[Expat-discuss] does expat detect illegal utf-8 sequences?
Patrick McCormick
patrick@meer.net
Tue Oct 30 16:45:01 2001
I have a problem where users like to use iso-8859-1 without declaring it in
the prolog, like this:
<?xml version='1.0'?>
<rule>abécdef</rule>
expat properly defaults to utf-8 in this case. As I understand utf-8, the
é character (0xE7) has a bitfield that looks like the start of a three byte
sequence. A 3-byte sequence is supposed to look like this:
bytes | bits | representation
3 | 16 | 1110vvvv 10vvvvvv 10vvvvvv
the above two bytes (c and d) don't match the 10vvvvvv mask, so écd is an
illegal utf-8 sequence. But expat doesn't throw a well-formedness error.

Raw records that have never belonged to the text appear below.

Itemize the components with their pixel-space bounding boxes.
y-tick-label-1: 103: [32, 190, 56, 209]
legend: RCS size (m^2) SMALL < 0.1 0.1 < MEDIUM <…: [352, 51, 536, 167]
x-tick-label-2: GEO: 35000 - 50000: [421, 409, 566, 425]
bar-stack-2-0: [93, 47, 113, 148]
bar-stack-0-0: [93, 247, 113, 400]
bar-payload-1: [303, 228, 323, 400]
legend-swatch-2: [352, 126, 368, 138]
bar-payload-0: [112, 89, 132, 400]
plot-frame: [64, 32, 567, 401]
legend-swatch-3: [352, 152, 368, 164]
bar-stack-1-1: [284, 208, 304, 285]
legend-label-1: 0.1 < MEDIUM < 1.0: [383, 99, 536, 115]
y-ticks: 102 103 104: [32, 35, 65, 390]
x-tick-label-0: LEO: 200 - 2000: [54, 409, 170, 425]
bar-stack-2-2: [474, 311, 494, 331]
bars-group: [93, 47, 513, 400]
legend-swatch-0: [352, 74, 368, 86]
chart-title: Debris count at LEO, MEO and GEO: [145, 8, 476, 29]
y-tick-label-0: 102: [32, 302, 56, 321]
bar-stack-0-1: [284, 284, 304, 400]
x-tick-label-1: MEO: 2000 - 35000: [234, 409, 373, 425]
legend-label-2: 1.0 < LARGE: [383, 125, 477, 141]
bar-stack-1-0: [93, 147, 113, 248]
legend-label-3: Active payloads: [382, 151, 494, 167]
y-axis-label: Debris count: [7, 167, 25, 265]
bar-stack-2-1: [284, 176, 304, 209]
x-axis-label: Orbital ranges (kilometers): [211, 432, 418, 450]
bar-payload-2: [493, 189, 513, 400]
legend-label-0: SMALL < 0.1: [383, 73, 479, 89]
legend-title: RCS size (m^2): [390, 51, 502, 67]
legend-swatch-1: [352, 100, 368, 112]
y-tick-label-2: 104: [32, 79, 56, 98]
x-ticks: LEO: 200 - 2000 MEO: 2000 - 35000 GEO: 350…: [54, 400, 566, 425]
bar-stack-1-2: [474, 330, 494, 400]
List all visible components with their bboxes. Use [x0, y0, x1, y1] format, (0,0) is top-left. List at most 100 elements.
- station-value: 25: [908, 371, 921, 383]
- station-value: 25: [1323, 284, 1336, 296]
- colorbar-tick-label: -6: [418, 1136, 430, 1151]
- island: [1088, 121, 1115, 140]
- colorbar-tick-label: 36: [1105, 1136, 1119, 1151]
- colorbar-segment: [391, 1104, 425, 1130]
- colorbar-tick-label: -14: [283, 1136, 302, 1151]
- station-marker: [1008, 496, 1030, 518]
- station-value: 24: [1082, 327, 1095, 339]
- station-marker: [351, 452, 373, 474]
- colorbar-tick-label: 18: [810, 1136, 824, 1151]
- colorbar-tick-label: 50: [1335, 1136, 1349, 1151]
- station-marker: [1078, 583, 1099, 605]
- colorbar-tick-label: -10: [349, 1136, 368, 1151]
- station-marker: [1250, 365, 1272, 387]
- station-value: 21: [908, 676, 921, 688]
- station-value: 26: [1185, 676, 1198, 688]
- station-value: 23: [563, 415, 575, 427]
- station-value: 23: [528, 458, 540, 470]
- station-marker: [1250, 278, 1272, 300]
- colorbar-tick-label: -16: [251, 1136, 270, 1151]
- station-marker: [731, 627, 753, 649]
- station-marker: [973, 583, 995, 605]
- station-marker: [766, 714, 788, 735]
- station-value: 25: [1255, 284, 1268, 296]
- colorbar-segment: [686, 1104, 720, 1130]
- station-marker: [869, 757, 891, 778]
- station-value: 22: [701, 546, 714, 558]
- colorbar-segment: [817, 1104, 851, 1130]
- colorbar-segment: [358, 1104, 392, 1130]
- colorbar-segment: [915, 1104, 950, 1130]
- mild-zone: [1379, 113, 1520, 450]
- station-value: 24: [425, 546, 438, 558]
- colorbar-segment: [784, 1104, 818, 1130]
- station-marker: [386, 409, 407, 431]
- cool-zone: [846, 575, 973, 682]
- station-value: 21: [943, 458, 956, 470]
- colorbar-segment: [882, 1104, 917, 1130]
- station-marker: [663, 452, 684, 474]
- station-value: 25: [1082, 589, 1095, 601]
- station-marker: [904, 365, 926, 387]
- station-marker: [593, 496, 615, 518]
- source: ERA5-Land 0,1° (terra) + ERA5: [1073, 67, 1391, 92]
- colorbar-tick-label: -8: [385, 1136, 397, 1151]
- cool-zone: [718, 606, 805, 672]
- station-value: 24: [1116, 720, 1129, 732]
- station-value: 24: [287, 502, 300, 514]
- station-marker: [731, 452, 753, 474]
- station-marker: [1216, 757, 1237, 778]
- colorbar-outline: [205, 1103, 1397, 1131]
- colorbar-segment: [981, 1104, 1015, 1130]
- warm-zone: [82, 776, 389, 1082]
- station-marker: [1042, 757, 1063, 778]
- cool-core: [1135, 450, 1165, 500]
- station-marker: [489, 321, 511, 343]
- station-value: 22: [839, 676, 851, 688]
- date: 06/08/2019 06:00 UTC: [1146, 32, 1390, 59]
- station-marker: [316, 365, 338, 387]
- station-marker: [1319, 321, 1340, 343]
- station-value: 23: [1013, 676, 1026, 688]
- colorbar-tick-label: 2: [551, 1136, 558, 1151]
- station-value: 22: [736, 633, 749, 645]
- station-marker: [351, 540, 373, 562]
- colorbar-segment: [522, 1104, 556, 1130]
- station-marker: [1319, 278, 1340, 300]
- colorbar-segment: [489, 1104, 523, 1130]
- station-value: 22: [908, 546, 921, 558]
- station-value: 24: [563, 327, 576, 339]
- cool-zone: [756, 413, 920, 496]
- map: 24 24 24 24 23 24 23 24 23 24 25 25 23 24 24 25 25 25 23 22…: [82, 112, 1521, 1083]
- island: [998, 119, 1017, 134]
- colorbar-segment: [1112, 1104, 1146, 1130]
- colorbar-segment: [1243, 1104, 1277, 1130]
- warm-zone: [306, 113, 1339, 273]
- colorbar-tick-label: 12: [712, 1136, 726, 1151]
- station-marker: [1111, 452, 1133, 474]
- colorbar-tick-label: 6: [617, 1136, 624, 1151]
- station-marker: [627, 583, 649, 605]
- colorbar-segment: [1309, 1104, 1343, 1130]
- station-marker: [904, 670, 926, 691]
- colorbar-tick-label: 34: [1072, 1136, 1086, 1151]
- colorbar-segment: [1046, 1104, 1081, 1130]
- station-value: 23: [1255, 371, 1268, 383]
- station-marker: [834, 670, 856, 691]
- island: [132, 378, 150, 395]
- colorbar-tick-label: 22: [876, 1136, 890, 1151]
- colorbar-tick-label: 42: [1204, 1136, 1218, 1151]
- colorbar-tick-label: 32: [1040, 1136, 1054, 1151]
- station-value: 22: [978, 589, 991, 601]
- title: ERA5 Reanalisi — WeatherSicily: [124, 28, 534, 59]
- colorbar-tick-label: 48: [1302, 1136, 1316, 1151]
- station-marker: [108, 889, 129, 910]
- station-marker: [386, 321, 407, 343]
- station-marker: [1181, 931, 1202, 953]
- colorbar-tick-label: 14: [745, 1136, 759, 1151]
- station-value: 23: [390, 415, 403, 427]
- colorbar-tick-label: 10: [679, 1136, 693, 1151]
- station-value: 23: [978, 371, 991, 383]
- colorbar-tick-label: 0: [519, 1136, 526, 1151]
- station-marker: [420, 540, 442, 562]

Expat uses this macro in xmltok.c to figure out what's illegal:
#define UTF8_INVALID3(p) \
((*p) == 0xED \
? (((p)[1] & 0x20) != 0) \
: ((*p) == 0xEF \
? ((p)[1] == 0xBF && ((p)[2] == 0xBF || (p)[2] == 0xBE)) \
: 0))
but I don't understand what it's checking for. Can someone explain?
If the mask I mention above is correct, the check should look something
like this:
#define UTF8_INVALID3(p) \
(!(((p)[0] & 0xF0) == 0xE0 && \
((p)[1] & 0xC0) == 0x80 && \
((p)[2] & 0xC0) == 0x80))
It's entirely possible that I am not understanding utf-8 properly - can
someone explain what supposed to happen with the document above?
Patrick